By Hannah BRADY, 3rd year student at Kings College University in London, founder and Chair of the UJS Disability Network.

Hannah Brady

Hannah Brady

I had a conversation at Uni about Israel today in which a non-Jewish white male friend – lovely though he is – replied to my spiel about being otherised by saying that he felt otherised in Israel. That he felt different to Israelis in Israel. And thus implied that therefore at some point in our lives, we all feel otherised.

I don’t know why, but something about that really got me ranting.

Wrong… I know exactly why.

What the majority of people don’t seem to understand is that there is a huge gulf between feeling different in a foreign culture and country than there is to feeling separate and misunderstood in your own home.

My friend wouldn’t understand what it feels like to be constantly told to conform to the common culture, constantly reminded that you’re not – and will never be – the same as everyone else.

Generally, I don’t have a problem with having that uniqueness. I love my history, my culture, my people.

What I don’t love is the invisibility of prejudice. I wouldn’t say that anti-Semitism is an epidemic by any means. But it is there, despite it not being overt, and I’m thoroughly sick of being told it isn’t.

In terms of the Israel debate, I find it even more baffling when white ‘liberal’ cohorts of mine try to play the Palestine game on what they see as passionate terms. They have a ‘passion’ for human rights, a calling for solving the political inequalities of the earth.

They’re ready with their BDS Boycott Israel stickers, ready to attack the criminality of so-called Jewish colonialism. They assume what my opinions are, and when I express myself, choose to focus on the aspects of my argument that prove to them my apparent biased inability to recognise the Palestinian plight- or worse, that they understand the Jewish concern but still can’t understand why I refuse to acknowledge terrorism as an inevitable and justified method of protesting the Israeli state.

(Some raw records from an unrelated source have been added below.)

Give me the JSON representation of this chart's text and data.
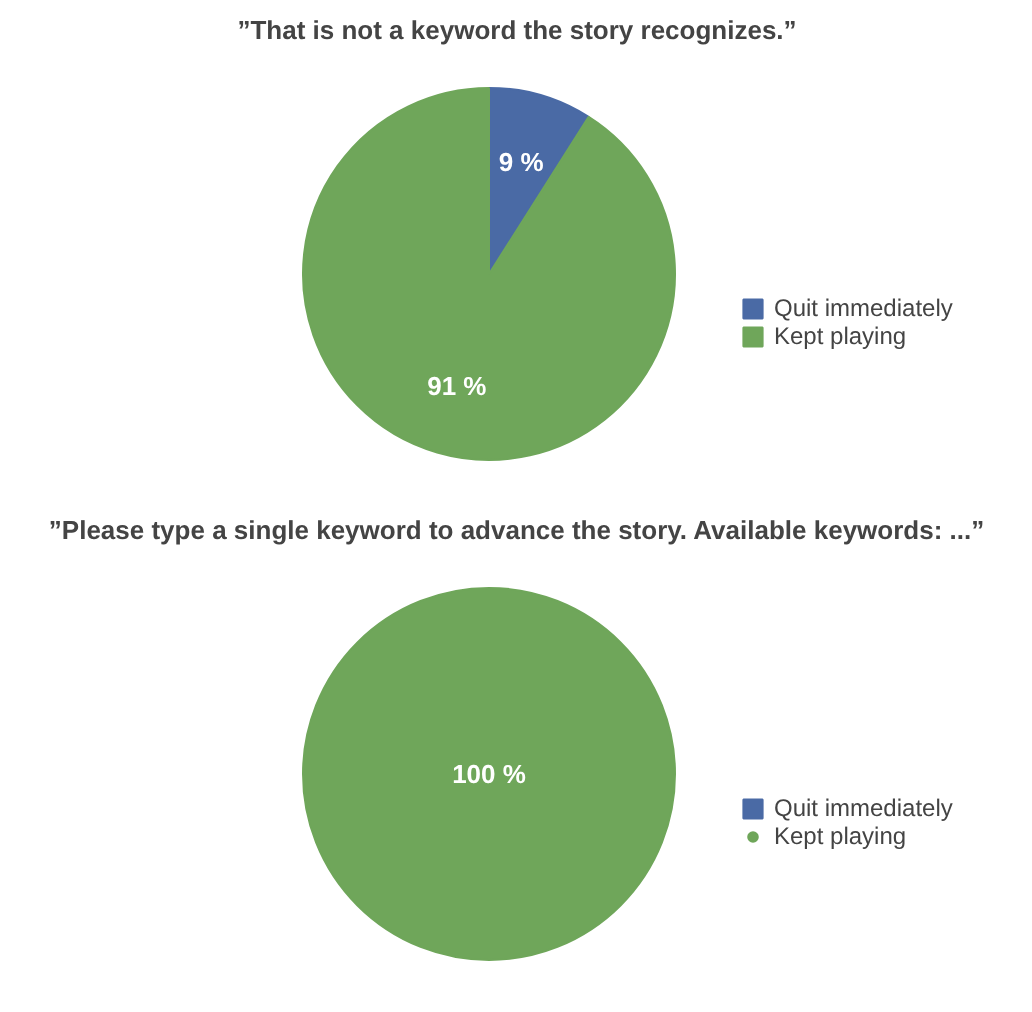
{
  "chart_data": [
    {
      "type": "pie",
      "title": "”That is not a keyword the story recognizes.”",
      "categories": [
        "Quit immediately",
        "Kept playing"
      ],
      "values": [
        9,
        91
      ],
      "colors": [
        "#4a6aa5",
        "#6fa65a"
      ],
      "value_labels": [
        "9 %",
        "91 %"
      ],
      "legend": "right"
    },
    {
      "type": "pie",
      "title": "”Please type a single keyword to advance the story. Available keywords: ...”",
      "categories": [
        "Quit immediately",
        "Kept playing"
      ],
      "values": [
        0,
        100
      ],
      "colors": [
        "#4a6aa5",
        "#6fa65a"
      ],
      "value_labels": [
        null,
        "100 %"
      ],
      "legend": "right"
    }
  ]
}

Because what these acquaintances and friends of mine don’t understand is that for me, Israel isn’t a hobby. In twenty years time, I won’t be a reformed Labour MP candidate running for a safe seat.

No.

I’ll still be met by the same ignorance that thinks my love for Judaism and Jewish history equals an open invitation for Israel to be brought up as a political and intellectual challenge regardless of the time of day and place or scene. I’ll still be told every time I open my mouth about Zionism that I’m Jewish – and therefore biased – and have my entire argument dismissed purely because of my religious and ethnic identity.

Moreover, in twenty years’ time, I’ll know that there was a short time when any future children I may have were blissfully unaware that this lifestyle of political antagonism and constant questioning was written in the books for them without their awareness or consent.

That one day, they had to learn that six million of their people were slaughtered because despite the fact that the colour of our skin might be the same, it didn’t stop anyone from checking that our blood still ran red. To ask them to remember that there’s plenty of people in the world that refuse to acknowledge this even happened – and that unfortunately, there’s not many others asking them to open their eyes.

And that whether these future children like it or not, however much love, money and success they might have in life will always be weighed down by that heavy six-million-strong burden.

That people say in surprise, “but you don’t look Jewish” as if you’d been trying all your life to chisel down your Streisand nose. Not to mention that no conversation about why you can’t have that bacon butty for breakfast will ever end in anything other than, “oh, I could never be like you.”

True, not many people could ever be like me. Many are far too short-tempered.

If you want to tell me something, tell me that one day I’ll be respected for my brain because I’m a Jewish woman; not in spite of it. Tell me that you celebrate my differences instead of using them as political fodder. Tell me that you care about my opinions and acknowledge them even if you don’t agree.

But most of all, tell me that you really know what it’s like to feel otherised every time you touch down on new soil – even if it’s on your home turf.